The exchange rate, the gap and reserves: a delicate balance for the Central Bank

The exchange rate, the gap and reserves: a delicate balance for the Central Bank

As long as exchange restrictions persist in Argentina, The conversation about the exchange gap, its duration, and the Central Bank’s reserves will continue to be central in the economic analysis. The Government has made it clear that the end of the trap It will not depend on a specific date, but rather on meeting certain conditions necessary to avoid a traumatic exit. This was reaffirmed by the Minister of Economy, Luis “Toto” Caputoin his recent presentation at the IDEA Colloquium, maintaining a speech that has been constant since the beginning of his administration.

The challenge is not only to know when those conditions will be met, or what the economic cost will be to get there, but also to understand the intricate relationship between the stocks, the exchange gap and reserves. In this note, we will analyze how these variables interact under the current monetary policy and the impact they have on the accumulation of liquid reserves.

The exchange gap: a byproduct of the stocks

By definition, the exchange rate generates parallel markets. These arise to satisfy the demand for dollars that cannot be covered in the official market, which generates a gap between the value of the official dollar and the dollar that is traded in alternative markets. As this gap grows, the expectations of economic agents begin to move away from the official exchange rate, and price and contract decisions become governed by the financial dollar, to which they actually have access.

During the previous administration, that gap exceeded 200%. Currently, although more contained, it is around 20%. This gap represents a problem not only because of its impact on inflation expectations, but because it reflects the lack of dollars in the official market, which causes constant pressure on the Central Bank’s reserves.

The monetary rule and its relationship with the gap

One of the government’s main objectives has been to control inflation, and to do so it has resorted to the implementation of a strict monetary rule.
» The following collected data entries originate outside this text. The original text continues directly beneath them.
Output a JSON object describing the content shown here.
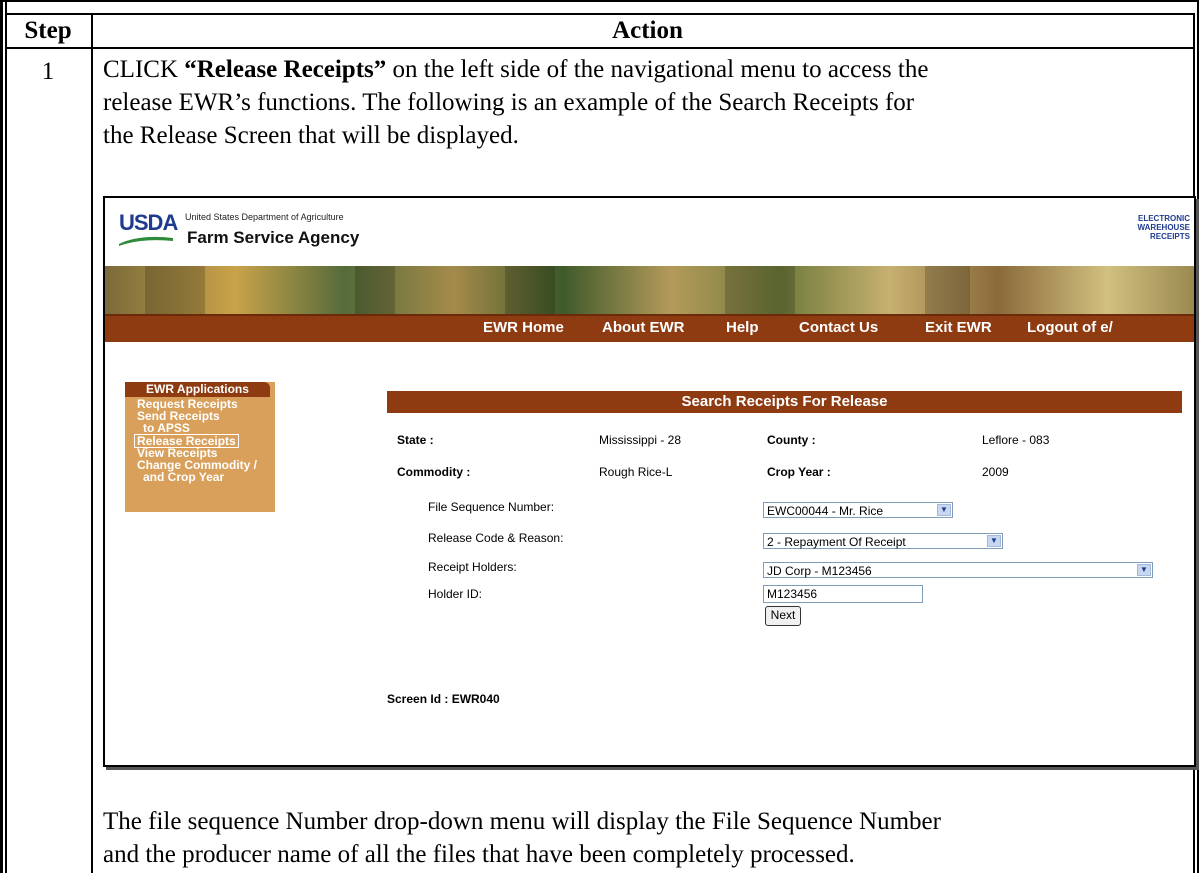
{
  "table": {
    "header_step": "Step",
    "header_action": "Action",
    "step_number": "1"
  },
  "intro": {
    "prefix": "CLICK ",
    "bold": "“Release Receipts”",
    "line1_rest": " on the left side of the navigational menu to access the",
    "line2": "release EWR’s functions.  The following is an example of the Search Receipts for",
    "line3": "the Release Screen that will be displayed."
  },
  "screenshot": {
    "usda_logo": "USDA",
    "department": "United States Department of Agriculture",
    "agency": "Farm Service Agency",
    "ewr_logo": [
      "ELECTRONIC",
      "WAREHOUSE",
      "RECEIPTS"
    ],
    "nav": [
      "EWR Home",
      "About EWR",
      "Help",
      "Contact Us",
      "Exit EWR",
      "Logout of e/"
    ],
    "sidebar": {
      "title": "EWR Applications",
      "items": [
        "Request Receipts",
        "Send Receipts",
        "to APSS",
        "Release Receipts",
        "View Receipts",
        "Change Commodity /",
        "and Crop Year"
      ]
    },
    "page_title": "Search Receipts For Release",
    "info": {
      "state_label": "State :",
      "state_value": "Mississippi - 28",
      "county_label": "County :",
      "county_value": "Leflore - 083",
      "commodity_label": "Commodity :",
      "commodity_value": "Rough Rice-L",
      "crop_year_label": "Crop Year :",
      "crop_year_value": "2009"
    },
    "form": {
      "file_seq_label": "File Sequence Number:",
      "file_seq_value": "EWC00044 - Mr. Rice",
      "release_code_label": "Release Code & Reason:",
      "release_code_value": "2 - Repayment Of Receipt",
      "holders_label": "Receipt Holders:",
      "holders_value": "JD Corp - M123456",
      "holder_id_label": "Holder ID:",
      "holder_id_value": "M123456",
      "next_label": "Next"
    },
    "screen_id": "Screen Id : EWR040"
  },
  "outro": {
    "line1": "The file sequence Number drop-down menu will display the File Sequence Number",
    "line2": "and the producer name of all the files that have been completely processed."
  },
  "colors": {
    "nav_brown": "#8e3b12",
    "sidebar_tan": "#d9a05b",
    "usda_blue": "#1f3b8f"
  }
}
The first step was to reduce the fiscal deficit, eliminating the need to issue pesos to finance it. Then, the remunerated liabilities were addressed to end the issuance that the interest payment represented, thus leaving one last quill as a result of the Central Bank’s interventions in the foreign exchange market.

Since June, faced with a growing gap that reached 50%, the Central Bank decided to adjust its dollar purchase policy. Under this new rule, every time the BCRA buys dollars in the official market and issues pesos to finance the operation, it must sell the necessary dollars in the financial market to sterilize the issue, thus managing to keep the monetary base fixed. However, this strategy has a cost: the net accumulation of reserves is lower.

The impact of the rule on reserve accumulation

Let’s look at a simplified example. If the official dollar is at $1,000 and the financial dollar is at $1,500, the gap is 50%. If the BCRA buys US$10 million in the official market, it will need to issue $10,000 million to finance the operation. Then, to sterilize the issue and keep the amount of pesos constant, you will have to sell enough dollars in the financial market. At an exchange rate of $1,500, the BCRA would need to sell $6.67 million to absorb the $10 billion issued, leaving a net accumulation of $3.33 million in reserves.

The strategy has proven to be effective in reducing the gap. In recent weeks, thanks to the intervention of the Central Bank and the settlement of credits by banks in the official market, which allows the BCRA to buy more dollars and have greater capacity to intervene, the gap has decreased. However, as the gap narrows, the capacity to accumulate reserves decreases.

The paradox of reserve accumulation

The more successful the policy is in reducing the gap, the smaller the reserve accumulation will be. Returning to the previous example, if the financial dollar falls to $1,200, which results in a gap of 20%, the BCRA would continue to issue $10,000 million to buy $10 million. However, to absorb the issue in the financial market at an exchange rate of $1,200, you would need to sell $8.33 million, leaving only $1.67 million in the BCRA.

Thus, when the gap was 50%, the BCRA could accumulate 33.33% of the purchases. With a 20% gap, you will only accumulate 16.66%. This poses a paradox: as the strategy works and the gap decreases, success in controlling exchange rate distortions translates into a lower ability to accumulate reserves.

The future of the stocks and the need for normalization

The exchange rate trap is an anomaly, and any measure to mitigate its negative effects, such as the gap, will inevitably impact other critical variables, such as reserves. Current interventions are band-aids that do not offer a structural solution. To definitively resolve these tensions, Argentina must move towards the normalization of the exchange market.

The challenge is monumental: the economy needs dollars to stabilize its reserves and reduce its external vulnerability, but current restrictions slow the ability to accumulate them in the long term. The true solution lies in an economic framework that eliminates exchange distortions and restores confidence in the peso.